Bir İktidar Mücadelesi Alegorisi: Sineklerin Tanrısı’nı Değerlendirmek

Yazar: Şüheda Uzuntaş

William Golding, dünyanın tam bir kaos içinde olduğu bir dönemde, 19 Eylül 1911’de İngiltere’de dünyaya gelmiştir. Annesi, Mildred, kadın hakları savunucusu olan bir aktivist, babası ise okul müdürüydü. Erken öğrenimini babasının müdür olduğu okulda tamamlayan William, çocukluğunda haşarı bir çocuk olduğunu hatta insanları incitmekten zevk aldığını söylemiştir. Oxford Üniversitesi’nde eğitim gören William, babasının isteğine zıt bir şekilde fenle uğraşmak yerine İngiliz Edebiyatı okumayı tercih etmiştir.

William Golding

1934 yılında, daha mezun olmadan, ilk kitabı Poems yayımlanmış ancak eser o zamanların edebiyat çevresi tarafından ilgi görmemiştir. Mezun olduktan sonra bir süre tiyatroyla ilgilenmiş, sonrasında ise babasının izinden giderek Bishop Wordsworth’s School’ da öğretmenlik yapmıştır. İkinci Dünya Savaşına deniz eri olarak katılan Golding, savaş deneyiminden sonra insanların neler yapabileceğine tanık olduğunu söylemiş; kendini entelektüel bir çatışmanın içerisinde bularak daha çok yazmaya başlamıştır. Yayımlanan ilk kitabından sonraki yirmi yıllık sessizliğin ardından Sineklerin Tanrısı’nı (The Lord of the Flies) yazmıştır. Uzun süren öğretmenlik ve savaş deneyiminin bu kitap için bir fikir oluşturduğu söylenir. Karamsar havasından ötürü pek çok yayınevinin kitabı yayımlamak istemediği de bir başka söylentidir ancak, 1954’ te yayınlanan eser büyük bir ilgi odağı olarak 35 dile çevrilmiştir. 1983’te İsveç Akademisi “Gerçekle söylenceyi ustaca birleştiren, insanın ruhsal ve fiziksel boyutlarını derinlemesine inceleyen romancı bu yılın ödülüne layık görüldü” diyerek Nobel Edebiyat Ödülünü William Golding’ e vermiştir.
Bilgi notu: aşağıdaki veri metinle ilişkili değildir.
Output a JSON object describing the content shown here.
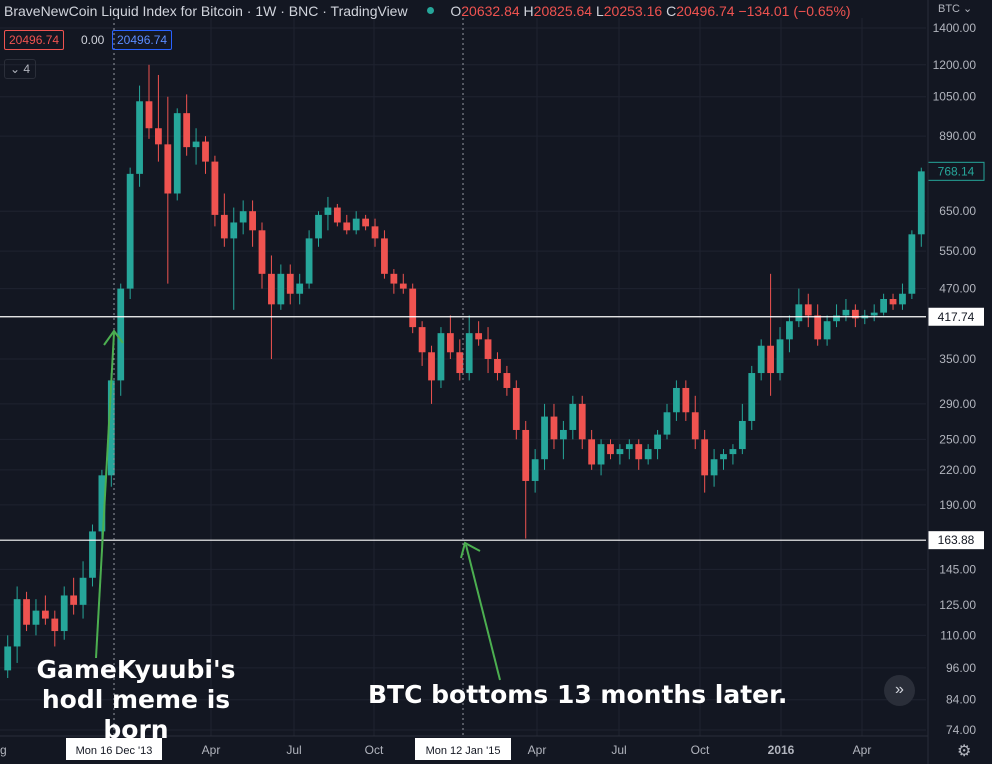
{
  "header": {
    "title": "BraveNewCoin Liquid Index for Bitcoin · 1W · BNC · TradingView",
    "open_label": "O",
    "open": "20632.84",
    "high_label": "H",
    "high": "20825.64",
    "low_label": "L",
    "low": "20253.16",
    "close_label": "C",
    "close": "20496.74 −134.01 (−0.65%)"
  },
  "pills": {
    "bid": "20496.74",
    "spread": "0.00",
    "ask": "20496.74"
  },
  "indicators_toggle": "⌄ 4",
  "currency_label": "BTC ⌄",
  "colors": {
    "bg": "#131722",
    "up": "#26a69a",
    "down": "#ef5350",
    "grid": "#1f2330",
    "text": "#b2b5be",
    "annotation_arrow": "#4caf50"
  },
  "y_axis_ticks": [
    "1400.00",
    "1200.00",
    "1050.00",
    "890.00",
    "650.00",
    "550.00",
    "470.00",
    "350.00",
    "290.00",
    "250.00",
    "220.00",
    "190.00",
    "145.00",
    "125.00",
    "110.00",
    "96.00",
    "84.00",
    "74.00"
  ],
  "x_axis_ticks": [
    "Apr",
    "Jul",
    "Oct",
    "Apr",
    "Jul",
    "Oct",
    "2016",
    "Apr"
  ],
  "x_axis_partial_label": "g",
  "crosshair_labels": [
    "Mon 16 Dec '13",
    "Mon 12 Jan '15"
  ],
  "horizontal_levels": [
    "417.74",
    "163.88"
  ],
  "last_price_label": "768.14",
  "annotations": {
    "hodl": "GameKyuubi's hodl meme is born",
    "bottom": "BTC bottoms 13 months later."
  },
  "chart_data": {
    "type": "candlestick",
    "interval": "1W",
    "x_start": "2013-07",
    "x_end": "2016-06",
    "y_scale": "log",
    "ylim": [
      70,
      1450
    ],
    "series": [
      {
        "name": "BraveNewCoin Liquid Index for Bitcoin",
        "values": [
          [
            95,
            110,
            92,
            105
          ],
          [
            105,
            135,
            98,
            128
          ],
          [
            128,
            132,
            112,
            115
          ],
          [
            115,
            128,
            110,
            122
          ],
          [
            122,
            130,
            115,
            118
          ],
          [
            118,
            122,
            105,
            112
          ],
          [
            112,
            135,
            108,
            130
          ],
          [
            130,
            140,
            120,
            125
          ],
          [
            125,
            150,
            118,
            140
          ],
          [
            140,
            175,
            135,
            170
          ],
          [
            170,
            220,
            160,
            215
          ],
          [
            215,
            330,
            205,
            320
          ],
          [
            320,
            480,
            300,
            470
          ],
          [
            470,
            780,
            450,
            760
          ],
          [
            760,
            1100,
            720,
            1030
          ],
          [
            1030,
            1200,
            880,
            920
          ],
          [
            920,
            1150,
            800,
            860
          ],
          [
            860,
            1050,
            480,
            700
          ],
          [
            700,
            1000,
            680,
            980
          ],
          [
            980,
            1060,
            820,
            850
          ],
          [
            850,
            920,
            790,
            870
          ],
          [
            870,
            890,
            760,
            800
          ],
          [
            800,
            820,
            610,
            640
          ],
          [
            640,
            700,
            560,
            580
          ],
          [
            580,
            660,
            430,
            620
          ],
          [
            620,
            680,
            590,
            650
          ],
          [
            650,
            680,
            560,
            600
          ],
          [
            600,
            620,
            470,
            500
          ],
          [
            500,
            540,
            350,
            440
          ],
          [
            440,
            520,
            430,
            500
          ],
          [
            500,
            520,
            440,
            460
          ],
          [
            460,
            500,
            440,
            480
          ],
          [
            480,
            600,
            470,
            580
          ],
          [
            580,
            650,
            560,
            640
          ],
          [
            640,
            690,
            600,
            660
          ],
          [
            660,
            670,
            610,
            620
          ],
          [
            620,
            640,
            590,
            600
          ],
          [
            600,
            650,
            590,
            630
          ],
          [
            630,
            640,
            600,
            610
          ],
          [
            610,
            630,
            560,
            580
          ],
          [
            580,
            600,
            490,
            500
          ],
          [
            500,
            510,
            460,
            480
          ],
          [
            480,
            500,
            460,
            470
          ],
          [
            470,
            480,
            390,
            400
          ],
          [
            400,
            410,
            340,
            360
          ],
          [
            360,
            370,
            290,
            320
          ],
          [
            320,
            400,
            310,
            390
          ],
          [
            390,
            420,
            350,
            360
          ],
          [
            360,
            380,
            320,
            330
          ],
          [
            330,
            420,
            320,
            390
          ],
          [
            390,
            410,
            370,
            380
          ],
          [
            380,
            400,
            330,
            350
          ],
          [
            350,
            360,
            320,
            330
          ],
          [
            330,
            340,
            300,
            310
          ],
          [
            310,
            320,
            250,
            260
          ],
          [
            260,
            270,
            165,
            210
          ],
          [
            210,
            240,
            200,
            230
          ],
          [
            230,
            290,
            220,
            275
          ],
          [
            275,
            290,
            240,
            250
          ],
          [
            250,
            270,
            230,
            260
          ],
          [
            260,
            300,
            250,
            290
          ],
          [
            290,
            300,
            240,
            250
          ],
          [
            250,
            260,
            220,
            225
          ],
          [
            225,
            250,
            215,
            245
          ],
          [
            245,
            250,
            230,
            235
          ],
          [
            235,
            245,
            225,
            240
          ],
          [
            240,
            250,
            230,
            245
          ],
          [
            245,
            250,
            220,
            230
          ],
          [
            230,
            245,
            225,
            240
          ],
          [
            240,
            260,
            230,
            255
          ],
          [
            255,
            290,
            250,
            280
          ],
          [
            280,
            320,
            270,
            310
          ],
          [
            310,
            320,
            270,
            280
          ],
          [
            280,
            300,
            240,
            250
          ],
          [
            250,
            260,
            200,
            215
          ],
          [
            215,
            240,
            205,
            230
          ],
          [
            230,
            240,
            220,
            235
          ],
          [
            235,
            245,
            225,
            240
          ],
          [
            240,
            290,
            235,
            270
          ],
          [
            270,
            340,
            260,
            330
          ],
          [
            330,
            380,
            320,
            370
          ],
          [
            370,
            500,
            300,
            330
          ],
          [
            330,
            400,
            320,
            380
          ],
          [
            380,
            420,
            360,
            410
          ],
          [
            410,
            470,
            400,
            440
          ],
          [
            440,
            460,
            400,
            420
          ],
          [
            420,
            440,
            370,
            380
          ],
          [
            380,
            420,
            370,
            410
          ],
          [
            410,
            440,
            400,
            420
          ],
          [
            420,
            450,
            410,
            430
          ],
          [
            430,
            440,
            400,
            415
          ],
          [
            415,
            430,
            405,
            420
          ],
          [
            420,
            440,
            410,
            425
          ],
          [
            425,
            460,
            420,
            450
          ],
          [
            450,
            460,
            430,
            440
          ],
          [
            440,
            480,
            430,
            460
          ],
          [
            460,
            600,
            450,
            590
          ],
          [
            590,
            780,
            560,
            768
          ]
        ]
      }
    ]
  }
}
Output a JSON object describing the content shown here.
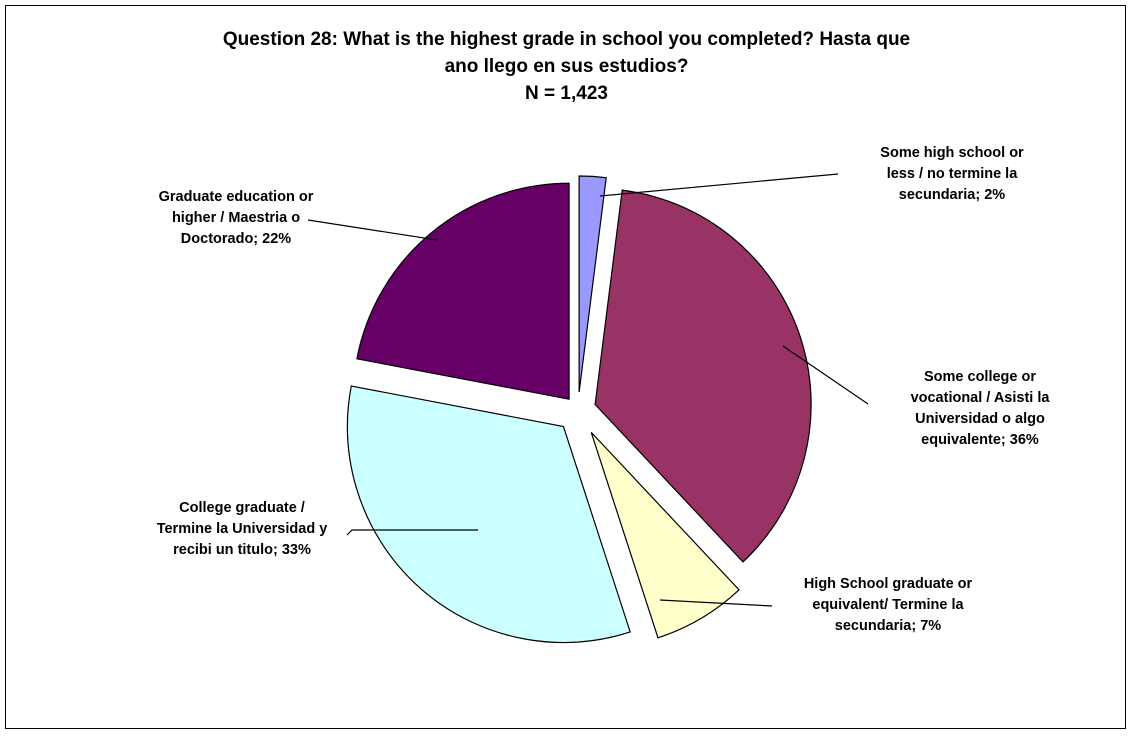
{
  "chart_data": {
    "type": "pie",
    "title_lines": [
      "Question 28: What is the highest grade in school you completed? Hasta que",
      "ano llego en sus estudios?",
      "N = 1,423"
    ],
    "slices": [
      {
        "label_lines": [
          "Some high school or",
          "less / no termine la",
          "secundaria; 2%"
        ],
        "value": 2,
        "color": "#9999FF"
      },
      {
        "label_lines": [
          "Some college or",
          "vocational / Asisti la",
          "Universidad o algo",
          "equivalente; 36%"
        ],
        "value": 36,
        "color": "#993366"
      },
      {
        "label_lines": [
          "High School graduate or",
          "equivalent/ Termine la",
          "secundaria; 7%"
        ],
        "value": 7,
        "color": "#FFFFCC"
      },
      {
        "label_lines": [
          "College graduate /",
          "Termine la Universidad y",
          "recibi un titulo; 33%"
        ],
        "value": 33,
        "color": "#CCFFFF"
      },
      {
        "label_lines": [
          "Graduate education or",
          "higher / Maestria o",
          "Doctorado; 22%"
        ],
        "value": 22,
        "color": "#660066"
      }
    ]
  }
}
Yazarın bir diğer ödülü ise 1980’de Rites of the Passage adlı eseriyle aldığı Man Booker Ödülü’dür. The Inheritors (1955), Pincher Martin (1956), Free Fall (1959), The Spire (1964; Kule), Darkness Visible (1979), A Moving Target (1982) ve The Paper Men (1983) Golding’ in diğer eserleridir ancak bu eserlerin hiçbiri Sineklerin Tanrısı kadar yankı uyandırmamıştır. William Golding 1993’te arkasında yarım kalan bir roman bırakarak kalp yetmezliği yüzünden dünyaya veda etmiştir.

Lord of the Flies

1954’te yayımlanan Sineklerin Tanrısı hem savaşın acımasızlığını tatmış hem de mesleği gereği çocukları daha iyi gözlemlemiş entelektüel bir birikimin ellerinden çıkmıştır. Eser 1963 ve 1990 yılında sinemaya uyarlanmıştır. Yazar, yapıtını alegorik bir biçimde işlemiş ve yer yer karakterlerin kurumlarla ve ideolojilerle yahut iyi-kötü alegorisi üzerinden yorumlanmasına olanak sağlamıştır. Yapıt; sosyolojik, psikolojik, politik yönden yazıldığı dönem üzerinden ele alınacak olursa Batı medeniyetinin durumunu özetleyen tarihi yaklaşımlarla farklı temeller üzerinden incelenebilir. 12 bölümden oluşan eser Thomas Hobbes, Jean Jacque Rousseau ve bazı yönlerden Freud gibi düşünürlerin fikirlerinin bir temsiliyeti üzerinden yorumlanabilir. Yapıt, “Hukukun, normların ve gözetenin olmadığı bir dünya hayal edilebilir mi?” ve “İnsan davranışları doğa ortamında ne tarafından yönetilir?” sorularına yukarıdaki filozofların düşünceleri ışığında cevaplar vererek okuyucuyu ideal toplum ve yönetim konusunda düşünmeye teşvik etmektedir.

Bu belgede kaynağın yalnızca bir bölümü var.